= Rare Dementia Support =

UK-based support service

Rare Dementia Support (RDS) is a UK-based support service for people affected by rare dementias, provided by the UCL Dementia Research Centre (DRC) at the UCL Queen Square Institute of Neurology and funded by The National Brain Appeal. Described by the
National Brain Appeal as a global model of how best to support those living with a rare dementia, it supports over 8,000 members across seven rare dementia conditions, offering free information, advice, and support from pre-diagnosis through to post-bereavement care.

==History==
Rare Dementia Support originated as a single nurse-led support group founded in 1994 at the UCL Dementia Research Centre, initially serving people affected by frontotemporal dementia (FTD), then known as Pick's disease. The group's work was closely linked to clinical practice at the DRC.

Carol Jennings, the Alzheimer's disease campaigner whose family's involvement in research led to the discovery of the London Mutation, served as an early support adviser to the group in the mid-1990s, working alongside Penelope Roques and Jill Walton, years before the organisation formally came into existence.

The support group expanded over subsequent years. The Myrtle Ellis Fund, established by a supporter of The National Brain Appeal, extended provision to people living with posterior cortical atrophy (PCA). With additional funding from The National Brain Appeal and The Discworld Foundation, the FTD support group and the Myrtle Ellis Fund merged, bringing together support for five conditions: FTD, familial FTD (fFTD), PCA, primary progressive aphasia (PPA), and familial Alzheimer's disease (FAD).

In 2015, the UCL Dementia Research Centre and The National Brain Appeal established an advisory committee to provide strategic direction across the support groups. The fund for the unified organisation was launched on Rare Disease Day, 29 February 2016. A Lewy body dementia (LBD) support group was incorporated in 2018, and a Young-onset Alzheimer's disease (YOAD) support group was launched in 2021.

==Services==
RDS supports people affected by seven rare dementias: familial Alzheimer's disease (FAD), frontotemporal dementia (FTD), familial frontotemporal dementia (fFTD), posterior cortical atrophy (PCA), primary progressive aphasia (PPA), Lewy body dementia (LBD), and Young-onset Alzheimer's disease (YOAD). A dedicated Direct Support Team provides free information, advice, and support for members, and the organisation runs around 16 support groups in London and 30 regionally.

RDS was the subject of a major research programme funded by the Economic and Social Research Council (ESRC), part of UK Research and Innovation, awarded £3,801,333 for the period 2019 to 2024 (project reference ES/S010467/1). Led by Professor Sebastian Crutch at the UCL Institute of Neurology, the study examined the value and effectiveness of multicomponent support groups for people living with rare dementias, including telephone-based interviews with over 1,000 RDS members across the UK and Canada, a longitudinal follow-up study, and the development of an online video-based support forum for carers of people with frontotemporal dementia.
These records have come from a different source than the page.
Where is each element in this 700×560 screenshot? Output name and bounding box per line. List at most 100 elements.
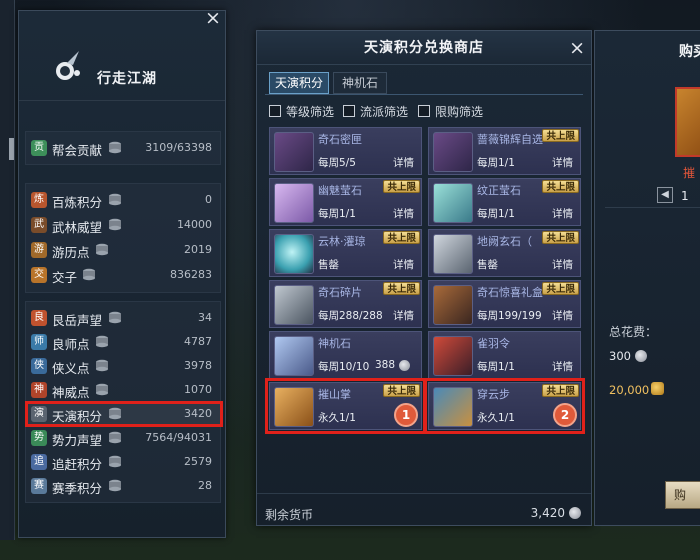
buy-button[interactable]: 购 — [665, 481, 700, 509]
item-limit: 每周5/5 — [318, 157, 356, 169]
item-thumbnail — [433, 234, 473, 274]
qty-value[interactable]: 1 — [681, 189, 689, 203]
currency-row[interactable]: 贡帮会贡献 3109/63398 — [26, 136, 222, 160]
currency-row[interactable]: 神神威点 1070 — [26, 378, 222, 402]
shared-limit-badge: 共上限 — [542, 282, 579, 295]
shop-item-card[interactable]: 穿云步 永久1/1 共上限 2 — [424, 378, 585, 434]
selected-item-image — [675, 87, 700, 157]
currency-row[interactable]: 师良师点 4787 — [26, 330, 222, 354]
filter-level-checkbox[interactable] — [269, 105, 281, 117]
shop-item-card[interactable]: 云林·灌琼 售罄 详情 共上限 — [269, 229, 422, 277]
currency-row[interactable]: 良艮岳声望 34 — [26, 306, 222, 330]
coin-stack-icon — [109, 479, 121, 492]
shop-item-card[interactable]: 奇石碎片 每周288/288 详情 共上限 — [269, 280, 422, 328]
currency-row[interactable]: 游游历点 2019 — [26, 238, 222, 262]
currency-name: 帮会贡献 — [52, 143, 103, 158]
item-limit: 每周1/1 — [477, 208, 515, 220]
item-limit: 永久1/1 — [318, 412, 356, 424]
currency-value: 28 — [198, 479, 212, 492]
coin-stack-icon — [96, 383, 108, 396]
currency-value: 3978 — [184, 359, 212, 372]
coin-stack-icon — [96, 359, 108, 372]
shop-item-card[interactable]: 奇石惊喜礼盒 每周199/199 详情 共上限 — [428, 280, 581, 328]
currency-row[interactable]: 追追赶积分 2579 — [26, 450, 222, 474]
shared-limit-badge: 共上限 — [542, 129, 579, 142]
currency-icon: 演 — [31, 406, 47, 422]
item-limit: 售罄 — [318, 259, 339, 271]
filter-limit-checkbox[interactable] — [418, 105, 430, 117]
shop-item-card[interactable]: 神机石 每周10/10 388 — [269, 331, 422, 379]
shop-close-icon[interactable]: × — [569, 39, 585, 58]
currency-icon: 赛 — [31, 478, 47, 494]
currency-value: 3109/63398 — [145, 141, 212, 154]
currency-row[interactable]: 侠侠义点 3978 — [26, 354, 222, 378]
currency-name: 游历点 — [52, 245, 90, 260]
item-thumbnail — [433, 336, 473, 376]
purchase-divider — [605, 207, 700, 208]
currency-name: 百炼积分 — [52, 195, 103, 210]
coin-stack-icon — [109, 141, 121, 154]
coin-stack-icon — [96, 335, 108, 348]
shop-item-card[interactable]: 蔷薇锦辉自选 每周1/1 详情 共上限 — [428, 127, 581, 175]
coin-stack-icon — [109, 431, 121, 444]
tab-shenji-stone[interactable]: 神机石 — [333, 72, 387, 94]
item-name: 雀羽令 — [477, 337, 510, 350]
currency-value: 0 — [205, 193, 212, 206]
shop-item-card[interactable]: 纹正莹石 每周1/1 详情 共上限 — [428, 178, 581, 226]
filter-school-checkbox[interactable] — [343, 105, 355, 117]
item-thumbnail — [274, 336, 314, 376]
item-detail-link[interactable]: 详情 — [552, 155, 573, 170]
edge-handle[interactable] — [9, 138, 14, 160]
item-detail-link[interactable]: 详情 — [552, 308, 573, 323]
shop-item-card[interactable]: 雀羽令 每周1/1 详情 — [428, 331, 581, 379]
item-thumbnail — [433, 183, 473, 223]
coin-stack-icon — [109, 455, 121, 468]
tab-tianyan-points[interactable]: 天演积分 — [269, 72, 329, 94]
item-thumbnail — [274, 234, 314, 274]
item-thumbnail — [274, 183, 314, 223]
shared-limit-badge: 共上限 — [542, 231, 579, 244]
item-detail-link[interactable]: 详情 — [393, 257, 414, 272]
shop-item-card[interactable]: 奇石密匣 每周5/5 详情 — [269, 127, 422, 175]
currency-row[interactable]: 交交子 836283 — [26, 263, 222, 287]
currency-icon: 游 — [31, 242, 47, 258]
footer-divider — [257, 493, 591, 494]
currency-value: 836283 — [170, 268, 212, 281]
item-limit: 售罄 — [477, 259, 498, 271]
filter-limit-label: 限购筛选 — [435, 105, 484, 119]
currency-name: 侠义点 — [52, 361, 90, 376]
currency-row[interactable]: 赛赛季积分 28 — [26, 474, 222, 498]
shop-item-card[interactable]: 摧山掌 永久1/1 共上限 1 — [265, 378, 426, 434]
shared-limit-badge: 共上限 — [542, 180, 579, 193]
item-detail-link[interactable]: 详情 — [552, 359, 573, 374]
currency-row[interactable]: 势势力声望 7564/94031 — [26, 426, 222, 450]
item-limit: 每周1/1 — [477, 157, 515, 169]
currency-panel-header: 行走江湖 — [19, 11, 225, 101]
currency-row[interactable]: 武武林威望 14000 — [26, 213, 222, 237]
shared-limit-badge: 共上限 — [383, 282, 420, 295]
item-detail-link[interactable]: 详情 — [552, 257, 573, 272]
coin-stack-icon — [109, 311, 121, 324]
item-detail-link[interactable]: 详情 — [393, 308, 414, 323]
currency-name: 势力声望 — [52, 433, 103, 448]
shop-item-card[interactable]: 幽魅莹石 每周1/1 详情 共上限 — [269, 178, 422, 226]
item-detail-link[interactable]: 详情 — [393, 155, 414, 170]
currency-row[interactable]: 演天演积分 3420 — [25, 401, 223, 427]
currency-row[interactable]: 炼百炼积分 0 — [26, 188, 222, 212]
currency-group: 炼百炼积分 0 武武林威望 14000 游游历点 2019 交交子 836283 — [25, 183, 221, 293]
item-detail-link[interactable]: 详情 — [552, 206, 573, 221]
item-price: 388 — [374, 359, 395, 371]
money-value: 20,000 — [609, 383, 650, 397]
currency-icon: 追 — [31, 454, 47, 470]
shop-item-card[interactable]: 地阙玄石（ 售罄 详情 共上限 — [428, 229, 581, 277]
remaining-currency-label: 剩余货币 — [265, 508, 314, 522]
tab-underline — [265, 94, 583, 95]
item-detail-link[interactable]: 详情 — [393, 206, 414, 221]
coin-stack-icon — [83, 268, 95, 281]
currency-name: 追赶积分 — [52, 457, 103, 472]
gold-coin-icon — [651, 382, 664, 395]
item-thumbnail — [274, 387, 314, 427]
coin-stack-icon — [109, 407, 121, 420]
qty-decrease-button[interactable]: ◀ — [657, 187, 673, 203]
currency-value: 3420 — [184, 407, 212, 420]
In 2021, RDS received a Disruption Award from The Dementia Trust for a project led by Dr Chris Hardy of the UCL Institute of Neurology, redefining expertise in rare dementia through recorded conversations between clinical specialists and people with lived experience of rare dementias.

==The Hilary and Galen Weston Rare Dementia Support Centre==
The National Brain Appeal led a £9.9 million capital appeal to establish a permanent specialist centre for people with rare forms of dementia in Woburn Square, central London, in partnership with UCL. The purchase of two interconnected buildings was made possible by a £2.7 million donation from The Hilary and Galen Weston Foundation, with further support from the Garfield Weston Foundation, Iceland Foods Charitable Foundation, the Wolfson Foundation, the B&H Foundation, Rosetrees Trust, Alzheimer's Society, and UCLH Charity.

In recognition of its founding donation, the centre was named The Hilary and Galen Weston Rare Dementia Support Centre. Professor Nick Fox, co-director of the centre, described it as "a world-first," noting that rare dementias are "significantly under-served by existing services."

The centre is undergoing redevelopment based on dementia-friendly design principles, creating a welcoming environment with a substantial kitchen at its heart, lounge areas for larger group discussions, smaller consultation rooms, and dedicated spaces for physical, artistic and cultural activities. In its first year after opening, RDS anticipates nearly 10,000 unique visits to the centre.